At at the closed auction two months ago in Delhi, there were two purchases that stood out, both involving the newly-formed Dabang Mumbai. One, of course, was the acquisition of Belgian superstar Tom Boon for a record $103,000. The other was signing of the little-known Prochazka, hailing from a country with virtually no hockey tradition.
But Mumbai’s German coach Valentin Altenburg knew what many others did not. Prochazka has been playing in the German first division for more almost a decade. And the 30-year-old defender, known for his powerful drag-flicks, has been one of the vital cogs in his club Mannheim HC’s rapid rise from being in the second division to playing the Euro Hockey League (EHL).
Next week, when Mumbai open their campaign against Punjab Warriors, Prochazka is likely to play in front of a crowd that will be more than the total number of people who play the sport in his country. “It’s a very small sport. I mean, Czech Republic is a small country with tiny population. To be a small sport there means you need to have very few people aware about it. That’s the case,” Prochazka says.
There are merely 3,000 registered players – men and women – in the Eastern European country. The number further declines if you consider just men who play the sport seriously – around 1,000. Till a decade ago, they did not have proper playing surfaces, though there are around seven now. Most of them played on grass while youngsters learnt the skills playing four-a-side matches on tennis courts. “Another big problem is, there were no real (read qualified) coaches when I started playing. It’s just the parents teaching the young players,” he says. “It’s improving now but still, coaches hardly get paid.”
Like most other nations, there is acute shortage of finance in Czech hockey. Prochazka says most of the funds are spent on ice hockey and football. Consequently, initiating grassroot programmes and arranging foreign tours for the national team take a hit. The team, coached by German Chris Faust, has recently started competing regularly in the European Championships and Hockey World League, but the training camps for these tournaments often take place in Germany. The 20-odd squad members used to stay over at the houses of two Czech players who played for Mannheim.
Germany, in fact, has been the breeding ground for Czech players, including Prochazka. At a friend’s advice, he joined a second division club in Berlin a decade ago. “In the beginning, I used to drive down to Germany from Prague on Thursdays. Train for two days, play the match on Sunday and then drive back home again,” Prochazka, who is studying economics at a university in Prague, says.
“I played for the first half of the season and returned to continue my studies.
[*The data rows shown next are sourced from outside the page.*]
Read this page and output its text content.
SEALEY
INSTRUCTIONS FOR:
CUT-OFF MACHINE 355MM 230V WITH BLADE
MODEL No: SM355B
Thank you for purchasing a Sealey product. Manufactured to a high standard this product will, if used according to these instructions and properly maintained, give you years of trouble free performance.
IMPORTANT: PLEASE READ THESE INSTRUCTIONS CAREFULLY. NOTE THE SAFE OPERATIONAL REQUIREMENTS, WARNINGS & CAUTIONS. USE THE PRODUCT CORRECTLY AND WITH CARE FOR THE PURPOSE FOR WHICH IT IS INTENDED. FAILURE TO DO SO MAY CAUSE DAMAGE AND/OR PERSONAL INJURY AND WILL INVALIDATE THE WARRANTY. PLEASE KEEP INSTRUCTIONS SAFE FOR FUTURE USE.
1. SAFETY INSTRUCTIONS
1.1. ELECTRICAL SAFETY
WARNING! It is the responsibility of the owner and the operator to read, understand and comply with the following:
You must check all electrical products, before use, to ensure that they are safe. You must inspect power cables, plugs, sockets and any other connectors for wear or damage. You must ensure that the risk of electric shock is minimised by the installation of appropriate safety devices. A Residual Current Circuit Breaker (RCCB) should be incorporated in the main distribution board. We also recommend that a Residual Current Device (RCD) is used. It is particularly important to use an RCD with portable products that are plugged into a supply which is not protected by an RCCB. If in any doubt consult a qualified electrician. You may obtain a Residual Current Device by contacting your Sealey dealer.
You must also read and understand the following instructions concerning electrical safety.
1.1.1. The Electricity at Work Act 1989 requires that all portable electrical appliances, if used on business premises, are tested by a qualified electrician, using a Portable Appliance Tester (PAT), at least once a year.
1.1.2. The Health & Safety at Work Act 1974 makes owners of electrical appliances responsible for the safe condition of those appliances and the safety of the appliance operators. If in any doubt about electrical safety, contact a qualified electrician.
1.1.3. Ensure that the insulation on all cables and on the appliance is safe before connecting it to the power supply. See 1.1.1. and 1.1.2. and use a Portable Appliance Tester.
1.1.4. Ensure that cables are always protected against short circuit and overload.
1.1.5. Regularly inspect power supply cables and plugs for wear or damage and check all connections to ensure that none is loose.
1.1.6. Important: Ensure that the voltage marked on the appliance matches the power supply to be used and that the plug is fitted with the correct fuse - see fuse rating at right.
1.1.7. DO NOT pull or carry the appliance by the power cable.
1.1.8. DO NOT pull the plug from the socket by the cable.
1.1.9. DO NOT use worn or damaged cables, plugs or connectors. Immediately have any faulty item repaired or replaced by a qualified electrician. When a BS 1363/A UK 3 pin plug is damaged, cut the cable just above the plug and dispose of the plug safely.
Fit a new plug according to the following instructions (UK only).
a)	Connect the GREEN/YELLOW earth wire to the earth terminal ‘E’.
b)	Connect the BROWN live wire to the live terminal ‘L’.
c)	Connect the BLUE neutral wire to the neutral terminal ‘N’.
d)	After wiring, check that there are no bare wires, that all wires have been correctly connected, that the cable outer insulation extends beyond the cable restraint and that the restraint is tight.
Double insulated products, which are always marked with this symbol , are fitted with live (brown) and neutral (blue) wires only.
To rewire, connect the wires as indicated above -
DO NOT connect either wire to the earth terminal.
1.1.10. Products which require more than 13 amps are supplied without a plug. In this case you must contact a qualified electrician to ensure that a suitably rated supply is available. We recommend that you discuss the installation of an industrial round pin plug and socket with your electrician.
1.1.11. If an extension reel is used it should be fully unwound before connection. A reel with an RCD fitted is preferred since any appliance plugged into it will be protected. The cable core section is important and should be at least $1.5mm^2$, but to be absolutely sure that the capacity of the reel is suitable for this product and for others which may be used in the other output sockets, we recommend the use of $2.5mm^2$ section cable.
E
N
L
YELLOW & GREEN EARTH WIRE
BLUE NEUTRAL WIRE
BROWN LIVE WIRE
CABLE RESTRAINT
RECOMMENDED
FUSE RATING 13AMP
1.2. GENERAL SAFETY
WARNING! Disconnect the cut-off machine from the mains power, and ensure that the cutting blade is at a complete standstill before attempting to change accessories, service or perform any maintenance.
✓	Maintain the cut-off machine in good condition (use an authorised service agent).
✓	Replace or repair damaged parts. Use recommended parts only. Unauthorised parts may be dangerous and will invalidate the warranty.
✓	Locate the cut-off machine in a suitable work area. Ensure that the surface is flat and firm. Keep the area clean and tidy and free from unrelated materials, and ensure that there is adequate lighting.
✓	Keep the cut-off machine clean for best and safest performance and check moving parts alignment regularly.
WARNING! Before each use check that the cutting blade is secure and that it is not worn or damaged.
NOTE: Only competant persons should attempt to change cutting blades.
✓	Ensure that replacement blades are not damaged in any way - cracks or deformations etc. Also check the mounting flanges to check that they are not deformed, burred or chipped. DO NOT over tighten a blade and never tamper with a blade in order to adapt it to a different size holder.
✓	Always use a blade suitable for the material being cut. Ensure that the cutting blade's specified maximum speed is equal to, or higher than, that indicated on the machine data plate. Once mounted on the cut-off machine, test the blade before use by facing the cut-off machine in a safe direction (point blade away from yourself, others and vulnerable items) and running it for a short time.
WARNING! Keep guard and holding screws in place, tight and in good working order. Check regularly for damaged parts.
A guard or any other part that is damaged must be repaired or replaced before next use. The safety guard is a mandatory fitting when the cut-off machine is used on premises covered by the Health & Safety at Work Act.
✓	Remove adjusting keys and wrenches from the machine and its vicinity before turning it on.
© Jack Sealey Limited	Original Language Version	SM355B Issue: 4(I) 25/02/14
It was only after I joined Mannheim eight years ago that I started staying there.”
Like him, a few other Czech players too have sought a move to Germany to play ‘serious’ hockey. “It’s necessary to move if you want to learn the sport properly. Our basic skills are not very strong. So we learn a lot under proper trainers in Germany,” he says, adding that the reason they lack in skills is that the players start playing the sport when they are 20, 22 years old. “That’s too late. We need to start young.”
Over the next month-and-a-half, though, Prochazka will be a part of the star-studded Mumbai team, in a new avatar and with new owners, that will hope to better its bottom-placed finish last season.
“I was driving when I got a call saying that I’ve been picked for the team. I felt incredible. It’s my first time here and after spending two full days, I know it’s going to be a memorable one.”